Description of the solution set: all points (x, y) that satisfy 5x - 6y = 8; e.g., one can parametrize quickly: x = (8 + 6y)/5 for any y.

Given system:
\begin{cases}
a1 x + b1 y = c1, \ a2 x + b2 y = c2.
\end{cases}
Compute determinant: $\Delta = a1 b2 - a2 b1.$
If $\Delta \neq 0$ : unique solution.
If $\Delta = 0$ : check for dependence vs inconsistency:
- If there exists a scalar k with (a2, b2, c2) = k(a1, b1, c1): infinitely many solutions (coincident lines).
- If no such k exists (the triples are not proportional): no solution (parallel distinct lines).

Least-squares regression provides the best linear fit in the sense of minimizing squared errors under the model assumptions.
Practical considerations:
- Data quality, outliers, and extrapolation beyond the data range can affect accuracy and predictive power.
- The normal equations give a stable method when data are well-conditioned; ill-conditioned data (e.g., x_i very close in value) can lead to numerical instability.
Real-world relevance:
- Used for forecasting sales trends, demand planning, and many other predictive analytics tasks.
- In linear systems, understanding the number of solutions helps in modeling feasibility and consistency with observed data.

Least-squares line:
$y = mx + b$
Normal equations:
$\sum{i=1}^n yi = m\sum{i=1}^n xi + b\,n, \qquad \sum{i=1}^n xi yi = m\sum{i=1}^n xi^2 + b\sum{i=1}^n x_i.$
Determinant criterion (2×2 system):
$\Delta = a1 b2 - a2 b1.$
Solution existence:
- If $\Delta \neq 0$ , unique solution.
- If $\Delta = 0$ and ratios match, infinite solutions; if not, no solution.

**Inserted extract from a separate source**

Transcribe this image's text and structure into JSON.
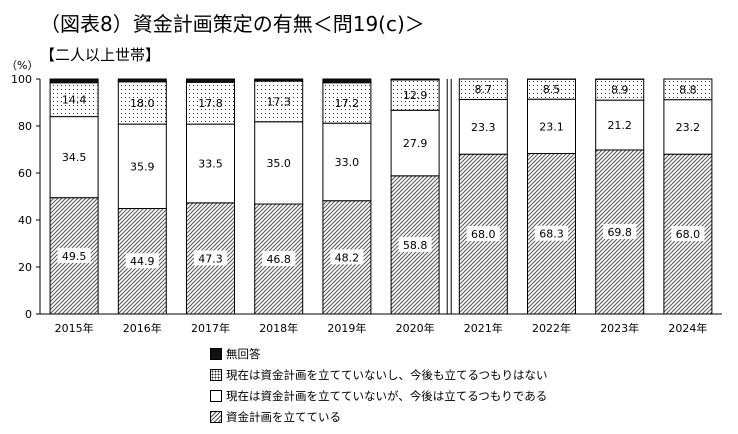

The transcript provides concrete example lines (e.g., Y = -0.685x + 8.426 and Y = -0.95x + 10.35) illustrating the least-squares fits.
The substitution method shown in the examples demonstrates a straightforward approach to solving linear systems by expressing one variable in terms of the other and back-substituting.
Ethical/practical caveats: regression results should be interpreted in light of data quality, context, and the risk of overreliance on extrapolation."